Beyond that, GPT-3 can be used for all sorts of tools like automated codebase documentation (no more writing for developers, yay!), news trend-spotting (for traders/finance), generating landing page copy, etc.
I find these kinds of descriptions confusing. What does "garbage and toxicity" mean? You might as well have written "filter out bad things", it would be equally vague and subjective.
Not exactly. It's possible to identify anti-social comments. You just have to define what's considered anti-social, either from a human nature perspective or a cultural one.
For example, if we go the human nature route, then any comment - no matter how inflammatory - is fair game as long as the goal of the comment is to "help the tribe" in some sense. That's kind of like political speech. So, you could faithfully argue ideas like "nazis are good, and we should be like them", as long as you aren't using toxic language and attacks on other people while doing it.
EDIT: Actually fascist/communist ideas contain beliefs that are anti-social, so wouldn't be considered pro-social according to human nature, and that's where the conversation would stop. It still stands that heterodox ideas that don't work, or people don't like, can be technically pro-social.
If we go the cultural route, then identify the mainstream beliefs and rules of discussion and enforce them. This is like the "no swearing" rule, or "no nazis" rule.
You could just codify a set of rules for content that the AI adheres to.
By human nature, anti-social would be anything that's meant to be destructive to, or an attack on "the tribe" or a member of the tribe. So, some examples:
- "Orange people are useless."
- "Fuck you, you piece of shit."
- "<insert political party> voters are idiots."
- "We should take away the rights of <insert demographic>."
The more sophisticated the comment the more difficult it is to tell whether it's overall anti-social or not, but we can at least identify parts of a comment that are anti-social and flag them as such.
The main issue would be people trying to get around the AI's ability to recognize it by obfuscation.
Let's take Twitter for example. There's new information coming out that Twitter colluded with the US government to shadow-ban and censor political opponents (including politicians) in the last 4-5 years, without anyone knowing about it, or being able to prove it.
That wouldn't be possible on a blockchain-based social platform because the algorithm would be public, provably in use, and there would likely be voting mechanisms for changes to the algorithm.
- Low-code tooling will see a growth spurt, not driven by "citizen developers" but by increased developer adoption of technologies that offer a good DX and a capability to integrate seamlessly into "normal" dev workflows. Tech like Retool, Plasmic, Builder.io, PowerPlatform, new-gen ETLs, etc.

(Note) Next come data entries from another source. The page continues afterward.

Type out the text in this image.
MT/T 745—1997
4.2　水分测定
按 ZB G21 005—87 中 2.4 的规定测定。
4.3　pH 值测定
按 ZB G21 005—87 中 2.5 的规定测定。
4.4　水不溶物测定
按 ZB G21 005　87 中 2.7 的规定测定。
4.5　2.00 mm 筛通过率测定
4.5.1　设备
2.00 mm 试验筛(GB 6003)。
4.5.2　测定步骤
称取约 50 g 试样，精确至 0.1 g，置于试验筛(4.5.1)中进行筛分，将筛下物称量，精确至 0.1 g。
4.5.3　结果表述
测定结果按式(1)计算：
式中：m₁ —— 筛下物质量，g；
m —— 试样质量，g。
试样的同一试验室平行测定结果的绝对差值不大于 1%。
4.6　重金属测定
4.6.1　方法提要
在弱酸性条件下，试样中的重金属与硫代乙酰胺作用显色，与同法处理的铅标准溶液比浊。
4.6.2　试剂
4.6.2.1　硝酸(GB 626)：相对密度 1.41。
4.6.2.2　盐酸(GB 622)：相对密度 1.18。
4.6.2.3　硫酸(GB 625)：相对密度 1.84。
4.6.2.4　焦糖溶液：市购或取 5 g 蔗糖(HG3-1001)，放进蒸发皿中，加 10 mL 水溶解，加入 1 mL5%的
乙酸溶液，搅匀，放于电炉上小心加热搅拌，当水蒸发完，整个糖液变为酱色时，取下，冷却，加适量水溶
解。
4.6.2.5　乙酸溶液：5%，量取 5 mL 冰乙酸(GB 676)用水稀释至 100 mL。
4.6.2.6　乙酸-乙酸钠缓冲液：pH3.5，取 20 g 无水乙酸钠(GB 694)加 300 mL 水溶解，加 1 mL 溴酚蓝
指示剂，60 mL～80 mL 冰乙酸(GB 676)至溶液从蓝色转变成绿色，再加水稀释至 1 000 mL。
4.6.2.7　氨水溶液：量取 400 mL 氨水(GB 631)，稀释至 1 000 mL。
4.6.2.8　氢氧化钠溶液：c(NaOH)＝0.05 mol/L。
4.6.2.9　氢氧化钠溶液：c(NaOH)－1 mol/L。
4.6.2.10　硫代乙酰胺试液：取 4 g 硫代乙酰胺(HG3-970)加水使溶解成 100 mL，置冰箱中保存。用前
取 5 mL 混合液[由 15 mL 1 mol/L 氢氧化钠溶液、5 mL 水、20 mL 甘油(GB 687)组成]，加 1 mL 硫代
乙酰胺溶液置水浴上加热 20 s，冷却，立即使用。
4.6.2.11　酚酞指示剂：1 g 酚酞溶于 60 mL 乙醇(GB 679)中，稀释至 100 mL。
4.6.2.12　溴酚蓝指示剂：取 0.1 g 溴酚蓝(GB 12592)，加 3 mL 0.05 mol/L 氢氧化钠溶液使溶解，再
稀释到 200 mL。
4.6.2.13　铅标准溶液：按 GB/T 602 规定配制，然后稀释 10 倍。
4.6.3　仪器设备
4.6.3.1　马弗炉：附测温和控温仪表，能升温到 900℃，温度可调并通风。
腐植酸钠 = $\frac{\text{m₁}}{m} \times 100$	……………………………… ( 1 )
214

- The "citizen developer" paradigm will remain largely unsolved. The vision holds all its initial potential but it requires a multi-pronged, universal, push involving corporate politics, compliance, security, training, etc. that cannot be solved by a single company. We might see interesting initiatives or companies built around this in 2023, but a year won't be enough time to solve it.
- There will be a massive proliferation of GPT-based apps. Many will be shite, a few will be useful.
- Rising interest rates will push investment mass away from startups and into the other end of the spectrum: good old bonds and other fixed-rate assets.
- There will be a rising movement of software dev methodologies and training on how to use AI-assisted coding (Copilot, ChatGPT) effectively.
- ChatGPT will not replace coders at least in 2023, and the bitter non-tech people who are expressing uninformed opinions on its code-gen capabilities, observing from the sidelines and waiting for some sort of comeuppance, are not going to get it.
- React will continue to be a standard but coding a form will be as difficult as it was back in fucking 2013. I love the tech otherwise, but c'mon.